The Ukraine is the way the Russians referred to that part of the country during Soviet times … Now that it is a country, a nation, and a recognized state, it is just Ukraine.

Apparently they don’t fact-check claims like this, because this is utter nonsense. Russian doesn’t have definite articles, i.e., words like the. There is simply no straightforward way to express the contrast between the Ukraine and Ukraine in Russian (or in Ukrainian for that matter).

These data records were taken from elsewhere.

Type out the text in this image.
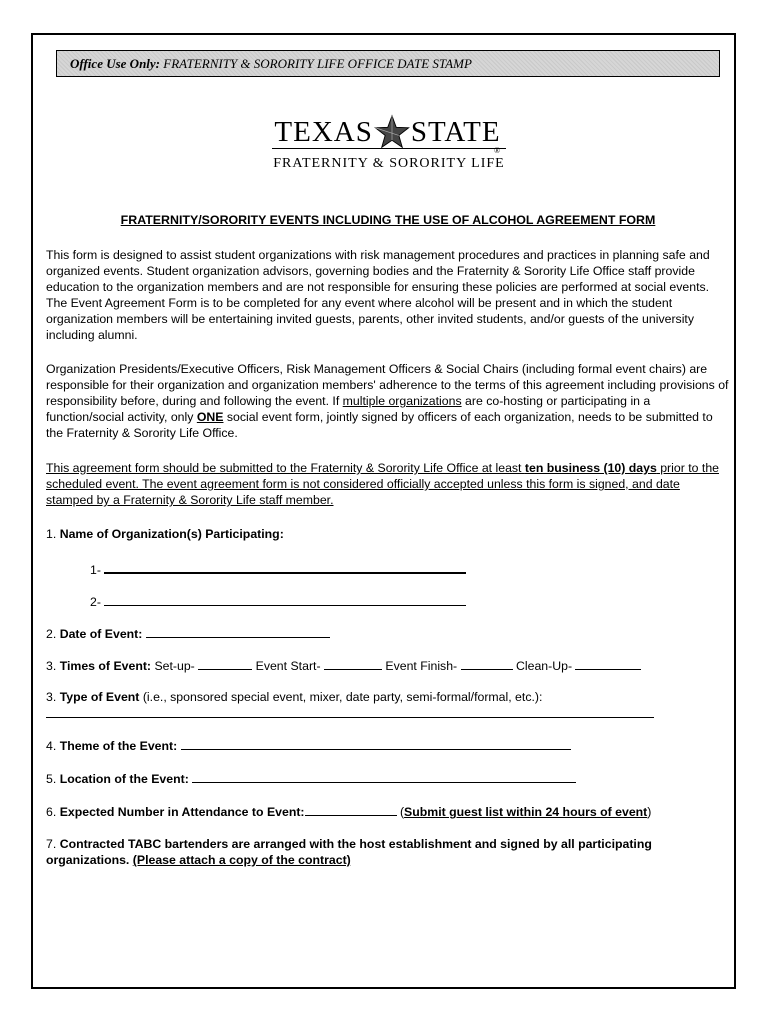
Office Use Only: FRATERNITY & SORORITY LIFE OFFICE DATE STAMP
TEXAS STATE
®
FRATERNITY & SORORITY LIFE
FRATERNITY/SORORITY EVENTS INCLUDING THE USE OF ALCOHOL AGREEMENT FORM

This form is designed to assist student organizations with risk management procedures and practices in planning safe and organized events. Student organization advisors, governing bodies and the Fraternity & Sorority Life Office staff provide education to the organization members and are not responsible for ensuring these policies are performed at social events. The Event Agreement Form is to be completed for any event where alcohol will be present and in which the student organization members will be entertaining invited guests, parents, other invited students, and/or guests of the university including alumni.

Organization Presidents/Executive Officers, Risk Management Officers & Social Chairs (including formal event chairs) are responsible for their organization and organization members' adherence to the terms of this agreement including provisions of responsibility before, during and following the event. If multiple organizations are co-hosting or participating in a function/social activity, only ONE social event form, jointly signed by officers of each organization, needs to be submitted to the Fraternity & Sorority Life Office.

This agreement form should be submitted to the Fraternity & Sorority Life Office at least ten business (10) days prior to the scheduled event. The event agreement form is not considered officially accepted unless this form is signed, and date stamped by a Fraternity & Sorority Life staff member.

1. Name of Organization(s) Participating:
1-
2-
2. Date of Event:
3. Times of Event: Set-up-	Event Start-	Event Finish-	Clean-Up-
3. Type of Event (i.e., sponsored special event, mixer, date party, semi-formal/formal, etc.):
4. Theme of the Event:
5. Location of the Event:
6. Expected Number in Attendance to Event:	(Submit guest list within 24 hours of event)

7. Contracted TABC bartenders are arranged with the host establishment and signed by all participating organizations. (Please attach a copy of the contract)
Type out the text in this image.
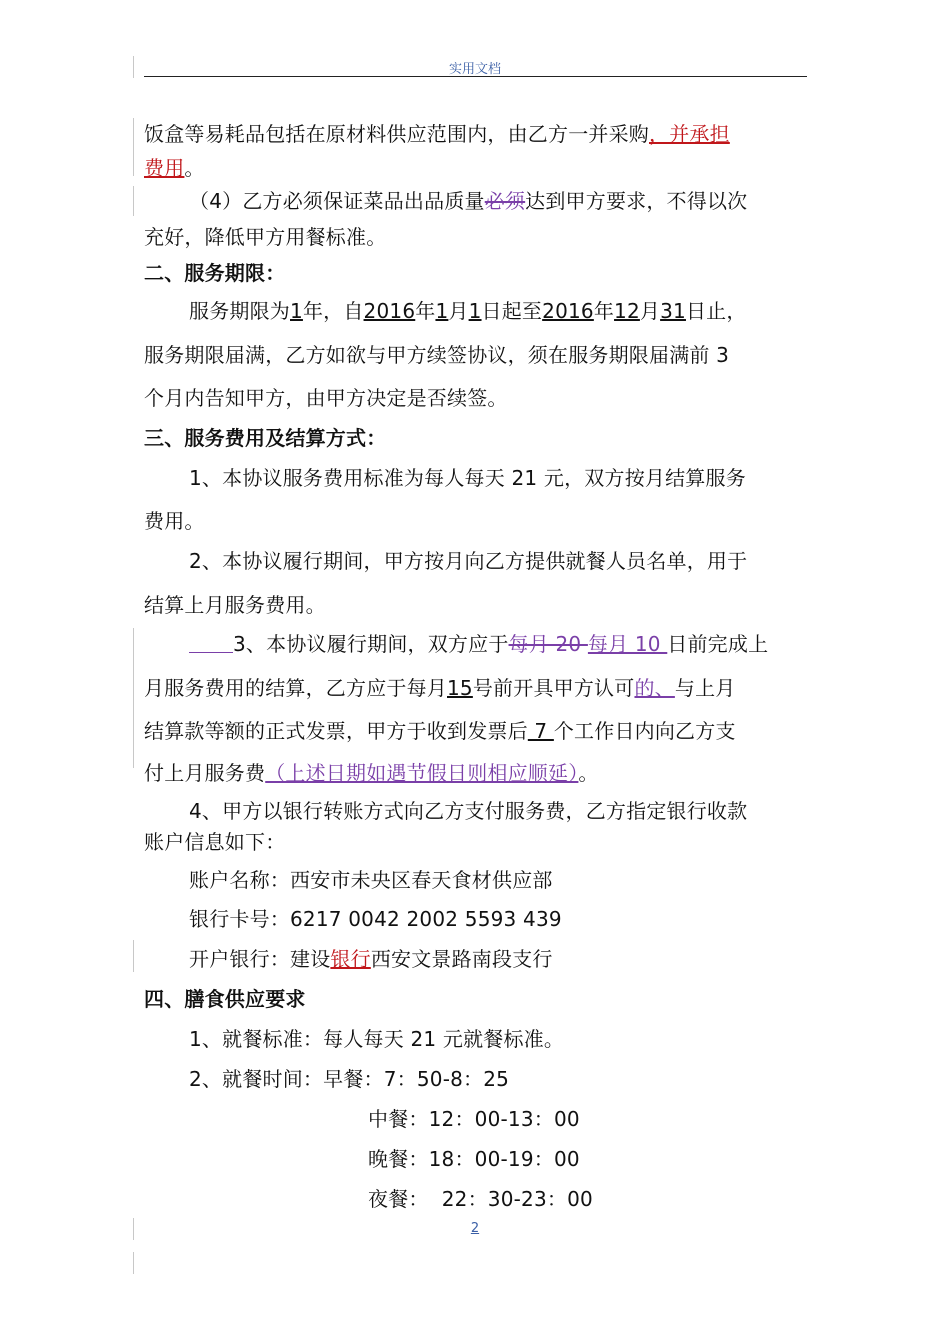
实用文档
饭盒等易耗品包括在原材料供应范围内，由乙方一并采购，并承担
费用。
（4）乙方必须保证菜品出品质量必须达到甲方要求，不得以次
充好，降低甲方用餐标准。
二、服务期限：
服务期限为1年，自2016年1月1日起至2016年12月31日止，
服务期限届满，乙方如欲与甲方续签协议，须在服务期限届满前 3
个月内告知甲方，由甲方决定是否续签。
三、服务费用及结算方式：
1、本协议服务费用标准为每人每天 21 元，双方按月结算服务
费用。
2、本协议履行期间，甲方按月向乙方提供就餐人员名单，用于
结算上月服务费用。
3、本协议履行期间，双方应于每月 20 每月 10 日前完成上
月服务费用的结算，乙方应于每月15号前开具甲方认可的、与上月
结算款等额的正式发票，甲方于收到发票后 7 个工作日内向乙方支
付上月服务费（上述日期如遇节假日则相应顺延）。
4、甲方以银行转账方式向乙方支付服务费，乙方指定银行收款
账户信息如下：
账户名称：西安市未央区春天食材供应部
银行卡号：6217 0042 2002 5593 439
开户银行：建设银行西安文景路南段支行
四、膳食供应要求
1、就餐标准：每人每天 21 元就餐标准。
2、就餐时间：早餐：7：50-8：25
中餐：12：00-13：00
晚餐：18：00-19：00
夜餐：  22：30-23：00
2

Now, it’s true that the before Ukraine has long been proscribed in English, but this seems to be more a matter of style—the the variant sounds archaic to my ear—than ideology. And, in Russian, there is variation between в Украине and на Украине, both of which I would translate as ‘in Ukraine’. My understanding is that both have been attested for centuries, but one (на) was more widely used during the Soviet era and thus the other (в) is thought to emphasize the country’s sovereignty in the modern era. As I understand it, that one preposition is indexical of Ukrainian nationalist sentiment and another is indexical of Russian revanchist-nationalist sentiment is more or less linguistically arbitrary in the Saussurean sense. Or, more weakly, the connotative differences between the two prepositions are subtle and don’t map cleanly onto the relevant ideologies. But I am not a native (or even competent) speaker of Russian so you should not take my word for it.

Taylor, in the Time article, continues to argue that US media should use the Ukrainian-style transliteration Kyiv instead of the Russian-style transliteration Kiev. This is a more interesting prescription, at least in that the linguistic claim—that Kyiv is the standard Ukrainian transliteration and Kiev is the standard Russian transliteration—is certainly true. However, it probably should be noted that dozens of other cities and countries in non-Anglophone Europe are known by their English exonyms, and no one seems to be demanding that Americans start referring to Wien [viːn] ‘Vienna’ or Moskva ‘Moscow’. In other words Taylor’s prescription is a political exercise rather than a matter of grammatical correctness. (One can’t help but notice that Taylor is a retired neoconservative diplomat pleading for “political correctness”.)